Sage 50 Connected versus Lexware
Sage 50 Connected and Lexware are two SMB accounting-and-light-trade products serving small German operations. Both target small businesses (typically under 30 employees) with focused accounting and inventory capabilities. Both are well-established in the German SMB market with substantial customer bases. This comparison covers the practical differences for German SMB evaluations.
Vendor positioning
Sage 50 Connected: part of Sage's broader product family, targeting German SMB with cloud-connected deployment. Established DACH presence through Sage's broader mid-market positioning. Lexware: Haufe Group's SMB-focused product family covering bookkeeping (Lexware Buchhaltung), trade (Lexware Inventory Management), payroll (Lexware Lohn), invoicing. Approximately 350,000 customers in DACH SMB. Both products are deeply DACH-focused with native German features; Lexware has substantially larger SMB customer base in DACH.
Functional comparison
Sage 50 Connected strengths: Sage-family integration (Sage 100, Sage Lohn), structured growth path within Sage portfolio, broader operational scope. Lexware strengths: deepest German SMB ecosystem with extensive partner network, accessible pricing for very-small operations, tight Haufe-and-Lexware ecosystem integration. Where Sage 50 wins: operations with growth trajectory toward broader Sage products, more sophisticated SMB operations. Where Lexware wins: very-small German SMB operations, cost-sensitive selection, tight integration with Steuerberater using DATEV.
Architecture and pricing
Both products are traditional Windows-based with cloud-connected variants. Sage 50 Connected pricing: subscription 20-50 EUR per user per month depending on edition. Lexware pricing: varies by module; typical SMB bundle 30-60 EUR per user per month. Both products are pre-modern in cloud-native terms; both have managed-cloud variants increasing in maturity. For pure cloud-native preference, modern alternatives (weclapp, sevDesk for very-small operations) may fit better.
Selection guidance
Sage 50 Connected for: SMB operations with growth trajectory toward broader Sage portfolio (Sage 100, Sage Intacct), Sage-ecosystem-aligned organisations, slightly larger and more-complex SMB operations. Lexware for: very-small German SMB operations, cost-sensitive selection, tight Steuerberater integration via DATEV, established Haufe ecosystem relationships. For broader evaluation: DATEV Mid-Market Faktura (DATEV ecosystem), sevDesk (modern cloud-native SMB), JTL-Wawi (e-commerce-focused SMB), weclapp (cloud-native broader scope).
Implementation and partner considerations
Implementation factors beyond pure functional fit. Partner-network quality: the implementation partner often matters more than the product within a peer set. Both products typically have multiple credible DACH partners; evaluating partner-specific team CVs and project references matters substantially. Reference customers in your industry segment provide independent perspective on real operations. Project timeline expectations: typical mid-market implementations for either product run 4-12 months for SMB-and-lower-mid-market scope, 6-18 months for upper mid-market with greater complexity. Compressed timelines consistently produce post-go-live issues. Cost ranges: total project cost (implementation, first-year subscription, training) typically 100,000-1,500,000 EUR for the relevant customer-size range. Specific cost differences across products are typically 20-40%; partner-side bidding produces additional 15-25% variation across qualified partners.

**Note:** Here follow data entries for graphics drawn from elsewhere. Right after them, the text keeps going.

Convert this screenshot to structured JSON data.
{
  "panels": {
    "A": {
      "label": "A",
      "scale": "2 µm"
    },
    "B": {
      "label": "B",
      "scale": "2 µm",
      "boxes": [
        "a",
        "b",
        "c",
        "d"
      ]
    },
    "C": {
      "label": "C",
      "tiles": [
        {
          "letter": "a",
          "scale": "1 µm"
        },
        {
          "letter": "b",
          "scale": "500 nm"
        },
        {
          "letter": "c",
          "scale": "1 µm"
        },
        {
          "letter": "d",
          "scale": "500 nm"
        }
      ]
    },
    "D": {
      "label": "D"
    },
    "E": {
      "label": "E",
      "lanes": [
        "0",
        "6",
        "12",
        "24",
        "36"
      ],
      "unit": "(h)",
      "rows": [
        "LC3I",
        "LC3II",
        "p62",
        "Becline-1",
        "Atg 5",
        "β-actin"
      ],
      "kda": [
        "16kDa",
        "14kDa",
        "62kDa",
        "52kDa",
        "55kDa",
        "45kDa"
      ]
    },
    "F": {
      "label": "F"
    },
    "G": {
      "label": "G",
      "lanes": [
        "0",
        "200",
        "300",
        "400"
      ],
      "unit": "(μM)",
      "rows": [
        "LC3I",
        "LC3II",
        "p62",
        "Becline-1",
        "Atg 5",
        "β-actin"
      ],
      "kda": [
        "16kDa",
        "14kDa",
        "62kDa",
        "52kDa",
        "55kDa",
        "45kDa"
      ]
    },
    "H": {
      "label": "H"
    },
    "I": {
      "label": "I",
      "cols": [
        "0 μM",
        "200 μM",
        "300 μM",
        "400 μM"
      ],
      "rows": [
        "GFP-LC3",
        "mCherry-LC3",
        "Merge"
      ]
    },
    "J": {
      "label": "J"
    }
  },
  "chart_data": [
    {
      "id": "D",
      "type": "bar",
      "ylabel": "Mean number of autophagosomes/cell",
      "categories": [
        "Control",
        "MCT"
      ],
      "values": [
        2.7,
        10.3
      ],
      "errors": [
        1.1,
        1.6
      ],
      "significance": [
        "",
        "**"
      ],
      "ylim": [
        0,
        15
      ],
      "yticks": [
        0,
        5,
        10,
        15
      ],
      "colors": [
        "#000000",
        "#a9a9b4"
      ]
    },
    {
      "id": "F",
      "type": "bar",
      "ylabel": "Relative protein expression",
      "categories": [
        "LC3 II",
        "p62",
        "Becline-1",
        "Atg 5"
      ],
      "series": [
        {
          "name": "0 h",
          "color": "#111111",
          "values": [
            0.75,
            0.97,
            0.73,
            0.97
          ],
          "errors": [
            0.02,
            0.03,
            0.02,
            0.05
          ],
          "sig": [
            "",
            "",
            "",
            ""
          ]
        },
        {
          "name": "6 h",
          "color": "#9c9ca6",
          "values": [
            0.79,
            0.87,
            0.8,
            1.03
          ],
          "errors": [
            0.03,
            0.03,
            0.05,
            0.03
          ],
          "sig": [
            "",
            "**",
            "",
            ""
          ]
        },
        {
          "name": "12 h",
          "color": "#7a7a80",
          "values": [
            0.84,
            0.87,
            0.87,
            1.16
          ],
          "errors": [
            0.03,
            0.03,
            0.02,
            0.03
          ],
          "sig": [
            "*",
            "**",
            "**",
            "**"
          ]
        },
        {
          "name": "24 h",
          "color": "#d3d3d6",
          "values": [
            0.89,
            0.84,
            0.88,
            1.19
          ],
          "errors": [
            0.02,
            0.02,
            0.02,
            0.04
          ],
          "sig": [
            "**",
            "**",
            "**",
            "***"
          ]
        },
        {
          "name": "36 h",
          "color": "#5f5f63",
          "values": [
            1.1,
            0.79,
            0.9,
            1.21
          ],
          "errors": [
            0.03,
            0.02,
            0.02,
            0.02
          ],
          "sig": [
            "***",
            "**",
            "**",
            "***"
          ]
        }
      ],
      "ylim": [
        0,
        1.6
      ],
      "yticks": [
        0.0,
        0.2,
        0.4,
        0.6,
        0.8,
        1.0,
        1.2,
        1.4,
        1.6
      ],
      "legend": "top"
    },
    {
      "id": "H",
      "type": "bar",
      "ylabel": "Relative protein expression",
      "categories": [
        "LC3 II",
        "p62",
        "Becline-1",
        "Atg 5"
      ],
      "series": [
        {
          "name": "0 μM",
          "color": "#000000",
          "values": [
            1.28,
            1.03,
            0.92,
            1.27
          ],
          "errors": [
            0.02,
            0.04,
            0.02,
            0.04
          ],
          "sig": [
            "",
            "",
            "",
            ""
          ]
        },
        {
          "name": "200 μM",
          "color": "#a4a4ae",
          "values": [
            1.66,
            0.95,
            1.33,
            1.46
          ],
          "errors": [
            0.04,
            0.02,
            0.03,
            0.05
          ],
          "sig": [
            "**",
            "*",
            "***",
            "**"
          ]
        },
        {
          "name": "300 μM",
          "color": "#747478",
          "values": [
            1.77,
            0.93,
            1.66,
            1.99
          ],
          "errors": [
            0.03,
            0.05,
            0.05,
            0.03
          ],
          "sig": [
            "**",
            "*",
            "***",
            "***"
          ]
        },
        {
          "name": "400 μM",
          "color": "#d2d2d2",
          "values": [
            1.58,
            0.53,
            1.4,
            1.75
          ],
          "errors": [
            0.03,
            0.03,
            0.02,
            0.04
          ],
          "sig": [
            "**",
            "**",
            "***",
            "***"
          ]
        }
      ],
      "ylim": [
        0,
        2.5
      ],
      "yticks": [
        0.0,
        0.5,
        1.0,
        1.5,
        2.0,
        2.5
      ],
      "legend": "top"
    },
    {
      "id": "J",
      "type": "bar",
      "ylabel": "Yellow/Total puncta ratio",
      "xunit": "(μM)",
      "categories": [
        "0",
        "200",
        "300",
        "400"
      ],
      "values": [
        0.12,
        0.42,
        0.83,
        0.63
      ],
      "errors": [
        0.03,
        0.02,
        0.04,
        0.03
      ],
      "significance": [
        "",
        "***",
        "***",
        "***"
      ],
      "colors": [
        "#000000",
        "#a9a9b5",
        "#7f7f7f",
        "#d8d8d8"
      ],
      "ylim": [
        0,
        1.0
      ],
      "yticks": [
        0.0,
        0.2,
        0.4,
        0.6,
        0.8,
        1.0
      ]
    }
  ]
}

Long-term operational considerations
Three patterns matter for long-term operations. (1) Roadmap investment: evaluate the vendor's investment trajectory. Products with strong roadmap and growing ecosystem deliver compounding long-term value beyond initial functional comparison. (2) Skills availability: products with larger user-bases have larger pools of available IT-skilled professionals. Specialist products with smaller installed-bases produce talent-acquisition friction over years. (3) Upgrade and update cadence: cloud-SaaS products receive automatic updates; on-premises products require customer-managed upgrade projects every 2-5 years. Cumulative cost-and-effort of upgrades over 5-10 years matters substantially in the total operational picture. The right selection reflects not just current capability but long-term operational sustainability.
Related Topics
Frequently Asked Questions
When do SMBs outgrow either product?
Typical thresholds: above 15-25 employees with operational complexity, multi-entity needs, or growing inventory-and-pricing complexity. Modern alternatives (weclapp, Xentral, Microsoft Dynamics 365 Business Central) fit when these thresholds are crossed.
Which is more cloud-native?
Both have cloud-connected variants but neither matches pure SaaS-natives. For cloud-first preference, modern alternatives (weclapp, sevDesk for very-small operations) typically fit better than either product's cloud variants.
Does Sage have a clear DACH SMB strategy?
Sage's DACH SMB strategy continues with Sage 50 Connected and the cloud-evolved Sage Business Cloud variants. Sage's broader investment focus tilts toward Sage Intacct (US-based, growing globally) and Sage X3 (mid-market). The DACH SMB segment continues to be served with ongoing development.